Erdoğan Mitrani
“Önyargılarınızı ve Hamlet´e dair ezberlerinizi bir kenara bırakın. Perulu topluluk Teatro La Plaza´nın uyarlamasında oyuncular ne izleyicinin vicdanına sesleniyor, ne siyasetçileri göreve çağırıyorlar, ne de tozpembe bir eşitlik hayaline sığınıyorlar. Bunun yerine bir ayna çeviriyorlar izleyenlere; kendi kimliklerini reddetmeden, herkesi de kendi farklılığını ve benliğini onurla sahiplenmeye davet ederek.”

Perulu yazar yönetmen Chela De Ferrari, yeni metinlerden ve çağdaş bakış açısıyla ele alınmış klasiklerden oluşan sorgulayıcı, kışkırtıcı ve şaşırtıcı yapımlarla, gerçekliğimizi, içinde yaşadığımız çalkantılı zamanları ve insanlığın karmaşık doğasını daha iyi anlamamızı sağlayacak temel soruları sormak amacıyla, 2003 yılında Lima’da Teatro La Plaza’yı kurmuş. Yönetmen ve oyun yazarı olarak ülke kültürüne katkılarından dolayı 2017’de, Kültüre Yönelik Liyakat Kişiliği (PMC) unvanına layık görülmüş.

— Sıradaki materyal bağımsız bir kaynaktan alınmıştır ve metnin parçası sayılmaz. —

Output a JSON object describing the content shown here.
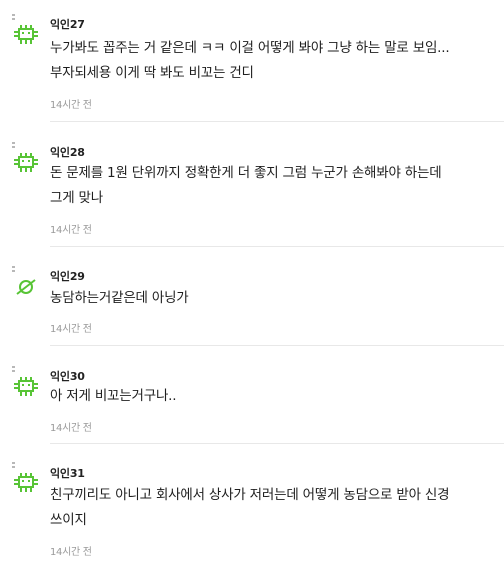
{
  "comments": [
    {
      "author": "익인27",
      "avatar_icon": "bug-icon",
      "lines": [
        "누가봐도 꼽주는 거 같은데 ㅋㅋ 이걸 어떻게 봐야 그냥 하는 말로 보임...",
        "부자되세용 이게 딱 봐도 비꼬는 건디"
      ],
      "time": "14시간 전"
    },
    {
      "author": "익인28",
      "avatar_icon": "bug-icon",
      "lines": [
        "돈 문제를 1원 단위까지 정확한게 더 좋지 그럼 누군가 손해봐야 하는데",
        "그게 맞나"
      ],
      "time": "14시간 전"
    },
    {
      "author": "익인29",
      "avatar_icon": "planet-icon",
      "lines": [
        "농담하는거같은데 아닝가"
      ],
      "time": "14시간 전"
    },
    {
      "author": "익인30",
      "avatar_icon": "bug-icon",
      "lines": [
        "아 저게 비꼬는거구나.."
      ],
      "time": "14시간 전"
    },
    {
      "author": "익인31",
      "avatar_icon": "bug-icon",
      "lines": [
        "친구끼리도 아니고 회사에서 상사가 저러는데 어떻게 농담으로 받아 신경",
        "쓰이지"
      ],
      "time": "14시간 전"
    }
  ],
  "colors": {
    "icon_green": "#58c436",
    "text": "#1e1e1e",
    "meta": "#9a9a9a",
    "divider": "#e8e8e8"
  }
}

Teatro La Plaza’da bir ekip toplantısı sırasında, üç yıldır yer gösterici olarak çalışan down sendromlu Jaime Cruz ayağa kalkarak hayalinin oyunculuk yapmak olduğunu söylemiş. Cruz, onu kahve içmeye davet eden De Ferrari’ye tutkuyla sahneye çıkma arzusunu anlatırken yazar yönetmenin zihninde prens tacı takmış hali canlanmış ve kamusal / sanatsal alanda olma hakkı sık sık sorgulanan bir kişinin “olmak ya da olmamak” dediğini hayal etmiş. Ve yıllardır yapmayı düşlediği ‘Hamlet’i, karakterin geleneksel kalıbına uyan biriyle değil, rolün yeni bir beden, yeni bir ses, dünyada yeni bir varoluş biçimiyle dönüşmesine izin vererek sahnelemeyi düşünmüş.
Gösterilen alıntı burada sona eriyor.